By James Zug
Photos by Marian Kraus
The MetroSquash Academic & Squash Center, the fourth stand-alone purpose-built urban squash youth enrichment facility in the U.S., opened this spring in Chicago.
The certificate of occupancy was issued on April 1, 2015. It was exactly ten years to the day after MetroSquash had been incorporated. It was April Fools’ and it was no joke.
The program coalesced in the spring of 2005 amongst a group of Chicago squash players led by Conor O’Malley, now a US Squash staff member. In March that year David Kay interviewed for the job of executive director. A former Princeton player, Union Club of New York pro and University of Rochester coach, Kay moved out to Chicago in May and the first ball was in the air that fall.
The program (originally called METROsquash) was the first outside the East Coast and it closely hewed to the usual urban squash model of intensive academics, squash, community service and mentoring. It got early support from the then-CEO of Chicago Public Schools, Arne Duncan, who since has been the secretary of education during the entire Obama Administration.
MetroSquash was innovative in many areas. It started an active auxiliary board of younger friends of the program that held a variety of events like ice skating and bowling. Each spring it hosted a 5K run/walk and a golf outing, and each fall it held a MetroSquash Ball. It was the title sponsor of the Windy City Open, one of the oldest and largest pro events in the country and of a pro-am doubles tournament. Above all, it was the first urban program to actively be involved in running a major professional tournament, the spectacular 2010 MetroSquash U.S. Open held in Millennium Park in downtown Chicago.
Like almost all urban programs in their early years, MetroSquash cobbled together a routine with disparate parts. The students practiced at the University of Chicago, using three old hardball courts and a racquetball court in the Crown Field House. The academic work was at University Church. “The church is a block away from the university,” said David Kay, “and the whole process of leaving the courts, getting more clothes and a jacket on, especially in the winter, and then walking over to the church—all of that was about twenty minutes of lost time.” During the nine-day Chicago public schools teachers’ strike of 2012, the program gave squash and academic instruction all day to its 130 students.
A few years after it launched, MetroSquash began exploring the idea of a stand-alone facility. “We never lost the belief that the students deserved a permanent home for the program,” Kay said. “We had the key ingredients.” After one attempt didn’t materialize, the next did: partnering with the Preservation of Affordable Housing, a national non-profit led to finding a space 61st Street and Cottage Grove Avenue in Woodlawn, a South Side neighborhood near the University of Chicago. In 2013 the campaign to build the facility went public and MetroSquash raised $8 million from 400 donors. Almost all the support came from Chicago; 100% of the MetroSquash families gave.

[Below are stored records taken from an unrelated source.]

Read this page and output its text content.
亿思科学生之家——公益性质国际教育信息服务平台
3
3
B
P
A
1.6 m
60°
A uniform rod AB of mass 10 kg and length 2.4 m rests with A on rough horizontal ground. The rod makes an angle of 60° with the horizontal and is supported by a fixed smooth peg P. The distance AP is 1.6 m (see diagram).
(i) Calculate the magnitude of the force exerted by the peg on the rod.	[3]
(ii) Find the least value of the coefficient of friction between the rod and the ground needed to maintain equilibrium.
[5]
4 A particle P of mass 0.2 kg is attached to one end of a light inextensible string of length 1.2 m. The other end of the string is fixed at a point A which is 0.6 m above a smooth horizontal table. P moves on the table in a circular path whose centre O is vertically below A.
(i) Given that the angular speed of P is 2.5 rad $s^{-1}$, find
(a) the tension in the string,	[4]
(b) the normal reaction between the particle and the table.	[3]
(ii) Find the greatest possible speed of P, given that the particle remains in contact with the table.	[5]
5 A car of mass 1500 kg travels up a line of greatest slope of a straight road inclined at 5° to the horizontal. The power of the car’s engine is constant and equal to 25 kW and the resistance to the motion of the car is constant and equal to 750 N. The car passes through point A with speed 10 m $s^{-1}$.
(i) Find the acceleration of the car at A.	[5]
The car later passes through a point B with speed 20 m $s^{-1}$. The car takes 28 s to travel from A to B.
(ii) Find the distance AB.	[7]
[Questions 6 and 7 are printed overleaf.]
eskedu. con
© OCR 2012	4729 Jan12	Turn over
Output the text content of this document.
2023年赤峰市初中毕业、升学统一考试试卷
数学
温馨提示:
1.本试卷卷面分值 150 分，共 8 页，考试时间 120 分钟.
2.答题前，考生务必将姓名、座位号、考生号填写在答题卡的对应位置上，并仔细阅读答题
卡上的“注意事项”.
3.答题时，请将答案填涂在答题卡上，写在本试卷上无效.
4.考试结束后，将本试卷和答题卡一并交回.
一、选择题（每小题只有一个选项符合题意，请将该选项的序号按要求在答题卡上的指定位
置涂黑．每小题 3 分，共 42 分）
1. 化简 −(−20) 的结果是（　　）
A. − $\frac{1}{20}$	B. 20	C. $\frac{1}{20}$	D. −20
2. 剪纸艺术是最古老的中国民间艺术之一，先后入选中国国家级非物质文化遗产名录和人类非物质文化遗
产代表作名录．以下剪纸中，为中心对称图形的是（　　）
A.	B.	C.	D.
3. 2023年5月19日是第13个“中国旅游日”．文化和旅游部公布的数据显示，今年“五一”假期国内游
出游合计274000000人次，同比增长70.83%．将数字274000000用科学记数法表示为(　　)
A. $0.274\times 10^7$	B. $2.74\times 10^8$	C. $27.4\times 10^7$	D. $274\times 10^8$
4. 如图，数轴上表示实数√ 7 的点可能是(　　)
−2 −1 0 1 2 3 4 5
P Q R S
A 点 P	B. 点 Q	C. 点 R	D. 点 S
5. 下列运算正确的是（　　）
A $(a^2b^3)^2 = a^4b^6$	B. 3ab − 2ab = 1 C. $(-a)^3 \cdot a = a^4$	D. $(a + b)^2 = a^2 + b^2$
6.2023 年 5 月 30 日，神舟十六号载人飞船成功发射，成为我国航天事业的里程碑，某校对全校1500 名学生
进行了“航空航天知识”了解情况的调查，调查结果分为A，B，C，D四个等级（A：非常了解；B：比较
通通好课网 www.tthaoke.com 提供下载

The 21,000 square-foot facility has four classrooms, locker rooms and a parent lounge. There are eight squash courts—seven singles courts and one doubles court—making it one of the largest squash facilities in the Midwest and the only urban facility in the world with a doubles court. “We are very excited about the new facility,” Kay said. “I feel energized. Frankly, MetroSquash has been the most amazing thing that has ever happened in my life. The kids are fantastic. They have immediately taken ownership of the building. They see it as their clubhouse. We are going to double our summer program and in the fall we’ll add another fifth grade class. We are building on newer partnerships with Woodlawn schools. We just love having the doubles court—we can do fitness as a group. The older kids love playing doubles and a group of them have gone out every summer to Denver for the urban doubles weekend.”

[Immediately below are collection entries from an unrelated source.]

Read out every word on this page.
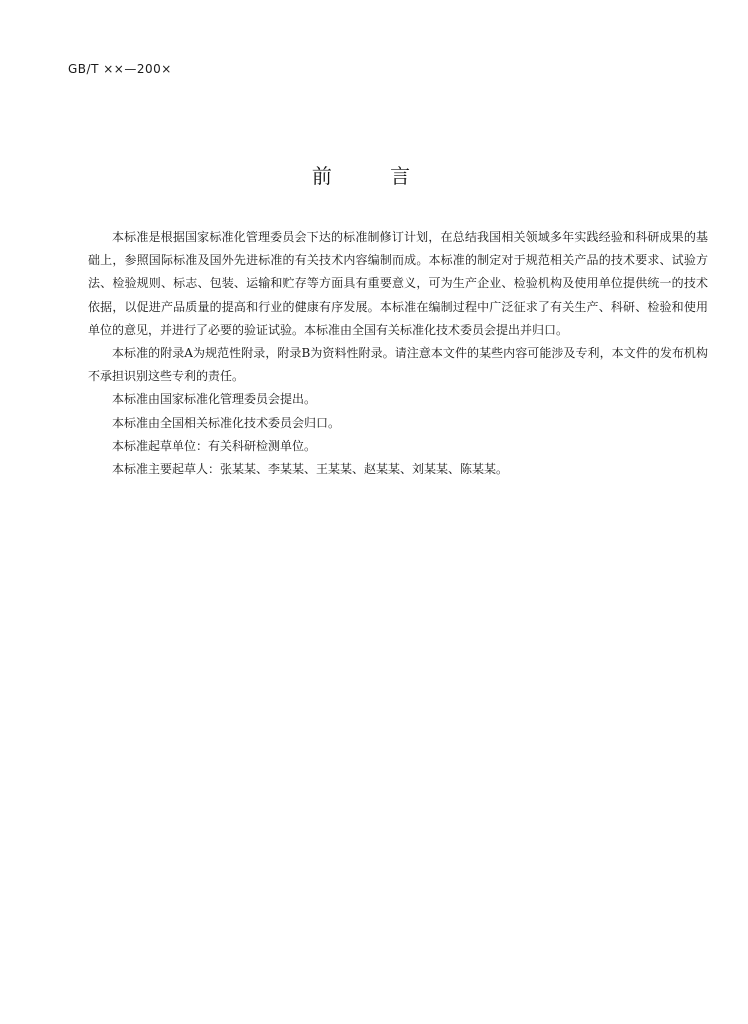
GB/T ××—200×
前 言

本标准是根据国家标准化管理委员会下达的标准制修订计划，在总结我国相关领域多年实践经验和科研成果的基础上，参照国际标准及国外先进标准的有关技术内容编制而成。本标准的制定对于规范相关产品的技术要求、试验方法、检验规则、标志、包装、运输和贮存等方面具有重要意义，可为生产企业、检验机构及使用单位提供统一的技术依据，以促进产品质量的提高和行业的健康有序发展。本标准在编制过程中广泛征求了有关生产、科研、检验和使用单位的意见，并进行了必要的验证试验。本标准由全国有关标准化技术委员会提出并归口。

本标准的附录A为规范性附录，附录B为资料性附录。请注意本文件的某些内容可能涉及专利，本文件的发布机构不承担识别这些专利的责任。

本标准由国家标准化管理委员会提出。

本标准由全国相关标准化技术委员会归口。

本标准起草单位：有关科研检测单位。

本标准主要起草人：张某某、李某某、王某某、赵某某、刘某某、陈某某。
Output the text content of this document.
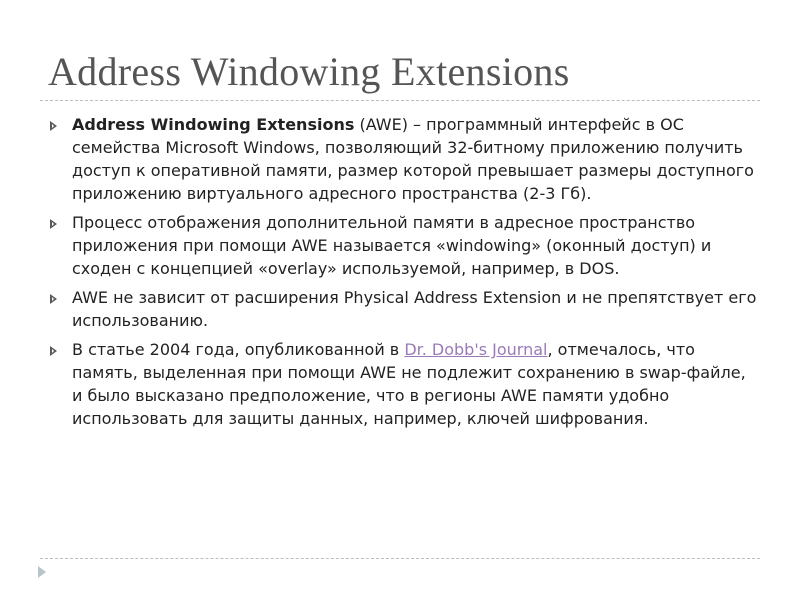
Address Windowing Extensions
Address Windowing Extensions (AWE) – программный интерфейс в ОС семейства Microsoft Windows, позволяющий 32-битному приложению получить доступ к оперативной памяти, размер которой превышает размеры доступного приложению виртуального адресного пространства (2-3 Гб).
Процесс отображения дополнительной памяти в адресное пространство приложения при помощи AWE называется «windowing» (оконный доступ) и сходен с концепцией «overlay» используемой, например, в DOS.
AWE не зависит от расширения Physical Address Extension и не препятствует его использованию.
В статье 2004 года, опубликованной в Dr. Dobb's Journal, отмечалось, что память, выделенная при помощи AWE не подлежит сохранению в swap-файле, и было высказано предположение, что в регионы AWE памяти удобно использовать для защиты данных, например, ключей шифрования.
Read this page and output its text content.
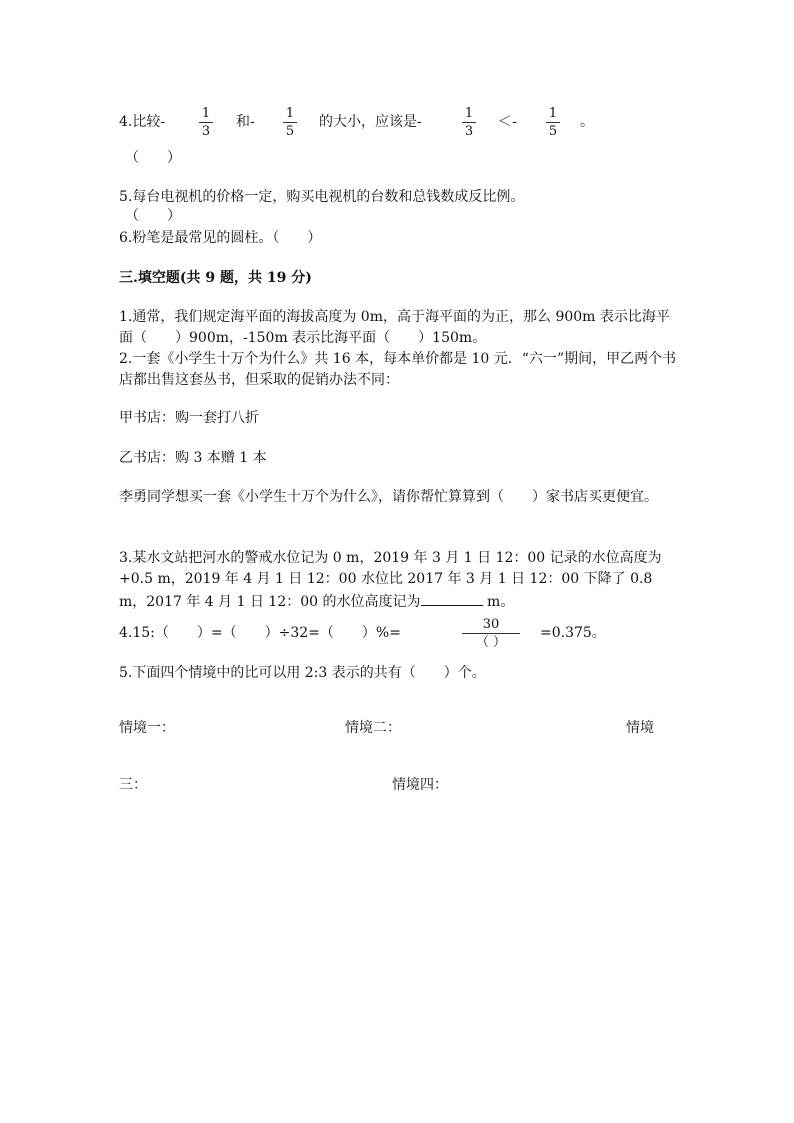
4.比较-
1
3
和-
1
5
的大小，应该是-
1
3
＜-
1
5
。
（　　）
5.每台电视机的价格一定，购买电视机的台数和总钱数成反比例。
（　　）
6.粉笔是最常见的圆柱。（　　）
三.填空题(共 9 题，共 19 分)
1.通常，我们规定海平面的海拔高度为 0m，高于海平面的为正，那么 900m 表示比海平面（　　）900m，-150m 表示比海平面（　　）150m。
2.一套《小学生十万个为什么》共 16 本，每本单价都是 10 元．“六一”期间，甲乙两个书店都出售这套丛书，但采取的促销办法不同：
甲书店：购一套打八折
乙书店：购 3 本赠 1 本
李勇同学想买一套《小学生十万个为什么》，请你帮忙算算到（　　）家书店买更便宜。
3.某水文站把河水的警戒水位记为 0 m，2019 年 3 月 1 日 12：00 记录的水位高度为+0.5 m，2019 年 4 月 1 日 12：00 水位比 2017 年 3 月 1 日 12：00 下降了 0.8 m，2017 年 4 月 1 日 12：00 的水位高度记为	m。
4.15:（　　）=（　　）÷32=（　　）%=
30
（ ）
=0.375。
5.下面四个情境中的比可以用 2:3 表示的共有（　　）个。
情境一：	情境二：	情境
三：	情境四：
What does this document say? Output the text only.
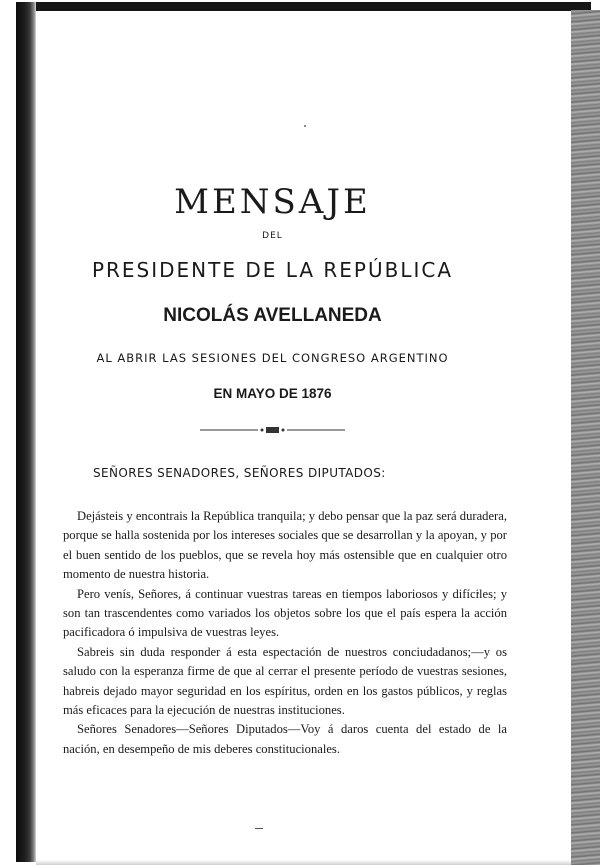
MENSAJE
DEL
PRESIDENTE DE LA REPÚBLICA
NICOLÁS AVELLANEDA
AL ABRIR LAS SESIONES DEL CONGRESO ARGENTINO
EN MAYO DE 1876
SEÑORES SENADORES, SEÑORES DIPUTADOS:

Dejásteis y encontrais la República tranquila; y debo pensar que la paz será duradera, porque se halla sostenida por los intereses sociales que se desarrollan y la apoyan, y por el buen sentido de los pueblos, que se revela hoy más ostensible que en cualquier otro momento de nuestra historia.

Pero venís, Señores, á continuar vuestras tareas en tiempos laboriosos y difíciles; y son tan trascendentes como variados los objetos sobre los que el país espera la acción pacificadora ó impulsiva de vuestras leyes.

Sabreis sin duda responder á esta espectación de nuestros conciudadanos;—y os saludo con la esperanza firme de que al cerrar el presente período de vuestras sesiones, habreis dejado mayor seguridad en los espíritus, orden en los gastos públicos, y reglas más eficaces para la ejecución de nuestras instituciones.

Señores Senadores—Señores Diputados—Voy á daros cuenta del estado de la nación, en desempeño de mis deberes constitucionales.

“What has been done is Chicago is extraordinary,” said Tim Wyant, the executive director of the National Urban Squash & Education Association. “The facility will enable MetroSquash to change the lives of thousands of young people. And its presence will forever inspire urban squash programs across the country to think big and push themselves to do more and be better. When MetroSquash was founded in 2005, no one ever could have imagined that Chicago would one day be home to a multi-million dollar urban squash youth center. The accomplishment is a testament to David Kay, MetroSquash’s board, the Chicago squash community, and countless others.”
One of singles court’s front wall is glass and it overlooks the street. It is the perfect metaphor for how the game of squash, through an innovative program like MetroSquash, has expanded the horizons of hundreds of Chicago families.